4. Mme A... ne conteste pas ne plus avoir de ressources lui permettant de remplir les conditions posées par les dispositions de l'article L. 313-6 du code de l'entrée et du séjour des étrangers et du droit d'asile pour obtenir le renouvellement de son titre de séjour portant la mention " visiteur ". Le préfet a néanmoins, pour statuer sur sa demande de titre de séjour, examiné d'office si elle était susceptible de se voir délivrer un titre sur un autre fondement. Si Mme A... soutient qu'elle et son époux résident en France depuis huit ans avec leurs enfants dont les trois premiers sont scolarisés, que son époux a une promesse d'embauche et qu'elle y a tissé un réseau amical, il ressort des pièces du dossier que l'appelante comme son conjoint ont résidé en France sous couvert de titres de séjour ne leur donnant pas vocation à s'y installer durablement. Le refus de séjour litigieux, qui n'emporte pas par lui-même mesure d'éloignement, ne fait pas obstacle à la poursuite de la vie familiale, notamment en Libye où les intéressés possèdent leurs attaches familiales, en particulier les parents de l'appelante, et où les enfants scolarisés peuvent y poursuivre leur scolarité. Par suite, Mme A... n'est pas fondée à soutenir que le refus de titre de séjour litigieux aurait porté à son droit au respect de sa vie privée et familiale une atteinte disproportionnée aux buts en vue desquels il a été pris.

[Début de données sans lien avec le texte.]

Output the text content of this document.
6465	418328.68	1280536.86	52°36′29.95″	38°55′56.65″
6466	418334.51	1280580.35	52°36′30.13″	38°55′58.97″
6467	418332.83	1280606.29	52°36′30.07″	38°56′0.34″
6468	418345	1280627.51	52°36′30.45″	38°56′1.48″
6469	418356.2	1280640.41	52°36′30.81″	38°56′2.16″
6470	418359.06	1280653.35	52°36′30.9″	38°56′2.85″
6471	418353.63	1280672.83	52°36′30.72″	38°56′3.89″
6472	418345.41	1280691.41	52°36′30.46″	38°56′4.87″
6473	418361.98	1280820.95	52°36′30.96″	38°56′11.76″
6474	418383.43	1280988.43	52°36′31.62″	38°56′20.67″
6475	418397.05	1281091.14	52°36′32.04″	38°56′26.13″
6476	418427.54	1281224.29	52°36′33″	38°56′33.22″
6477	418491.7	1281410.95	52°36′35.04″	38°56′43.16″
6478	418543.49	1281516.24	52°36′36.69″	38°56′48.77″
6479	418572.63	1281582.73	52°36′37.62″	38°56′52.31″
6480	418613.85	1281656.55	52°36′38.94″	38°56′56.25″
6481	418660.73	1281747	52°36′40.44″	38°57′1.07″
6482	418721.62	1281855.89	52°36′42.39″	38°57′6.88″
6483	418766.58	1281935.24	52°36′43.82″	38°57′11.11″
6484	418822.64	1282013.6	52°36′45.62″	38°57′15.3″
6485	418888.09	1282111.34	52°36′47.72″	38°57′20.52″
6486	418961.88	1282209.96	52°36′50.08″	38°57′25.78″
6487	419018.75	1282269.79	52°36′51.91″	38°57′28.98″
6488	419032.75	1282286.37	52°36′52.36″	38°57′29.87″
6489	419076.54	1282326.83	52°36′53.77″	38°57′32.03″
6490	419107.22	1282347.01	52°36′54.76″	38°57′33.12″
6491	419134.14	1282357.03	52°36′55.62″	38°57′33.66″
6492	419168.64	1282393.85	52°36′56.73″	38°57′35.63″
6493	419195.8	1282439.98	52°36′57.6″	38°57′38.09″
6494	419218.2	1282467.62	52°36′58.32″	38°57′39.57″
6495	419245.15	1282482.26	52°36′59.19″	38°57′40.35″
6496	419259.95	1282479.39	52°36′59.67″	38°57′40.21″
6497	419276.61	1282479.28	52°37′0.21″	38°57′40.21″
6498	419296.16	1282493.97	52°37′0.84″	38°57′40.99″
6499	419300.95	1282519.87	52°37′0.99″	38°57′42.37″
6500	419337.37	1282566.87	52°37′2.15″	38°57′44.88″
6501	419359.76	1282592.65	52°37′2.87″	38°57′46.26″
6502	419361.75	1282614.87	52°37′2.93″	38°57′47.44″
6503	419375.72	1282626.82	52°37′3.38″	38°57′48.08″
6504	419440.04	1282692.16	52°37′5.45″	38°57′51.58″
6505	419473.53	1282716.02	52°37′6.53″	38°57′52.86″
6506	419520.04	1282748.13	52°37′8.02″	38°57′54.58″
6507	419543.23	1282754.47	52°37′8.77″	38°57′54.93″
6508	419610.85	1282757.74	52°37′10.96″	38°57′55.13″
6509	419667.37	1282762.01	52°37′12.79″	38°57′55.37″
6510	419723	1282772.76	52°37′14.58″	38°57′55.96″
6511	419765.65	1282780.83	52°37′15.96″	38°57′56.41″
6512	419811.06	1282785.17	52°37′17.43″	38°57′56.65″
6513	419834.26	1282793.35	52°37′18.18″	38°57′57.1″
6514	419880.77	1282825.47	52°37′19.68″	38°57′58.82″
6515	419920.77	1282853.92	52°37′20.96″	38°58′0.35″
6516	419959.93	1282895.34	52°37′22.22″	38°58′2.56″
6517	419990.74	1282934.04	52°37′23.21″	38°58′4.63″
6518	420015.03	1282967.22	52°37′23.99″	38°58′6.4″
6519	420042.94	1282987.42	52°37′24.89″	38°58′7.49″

5. Aux termes de l'article 3, paragraphe 1 de la convention internationale relative aux droits de l'enfant : " Dans toutes les décisions qui concernent des enfants, qu'elles soient le fait (...) des tribunaux, des autorités administratives (...), l'intérêt supérieur des enfants doit être une considération primordiale ".

6. Le refus de titre de séjour litigieux qui, ainsi qu'il a été dit n'emporte pas par lui-même mesure d'éloignement, n'a ni pour objet, ni pour effet de séparer Mme A... de son conjoint et de ses enfants, en particulier de son fils Oussem, alors au demeurant qu'elle n'a pas présenté de demande d'autorisation provisoire de séjour en raison de l'état de santé de ce dernier, Dès lors, le moyen tiré de ce que le refus de séjour porterait atteinte à l'intérêt supérieur de cet enfant, en méconnaissance des stipulations précitées doit être écarté.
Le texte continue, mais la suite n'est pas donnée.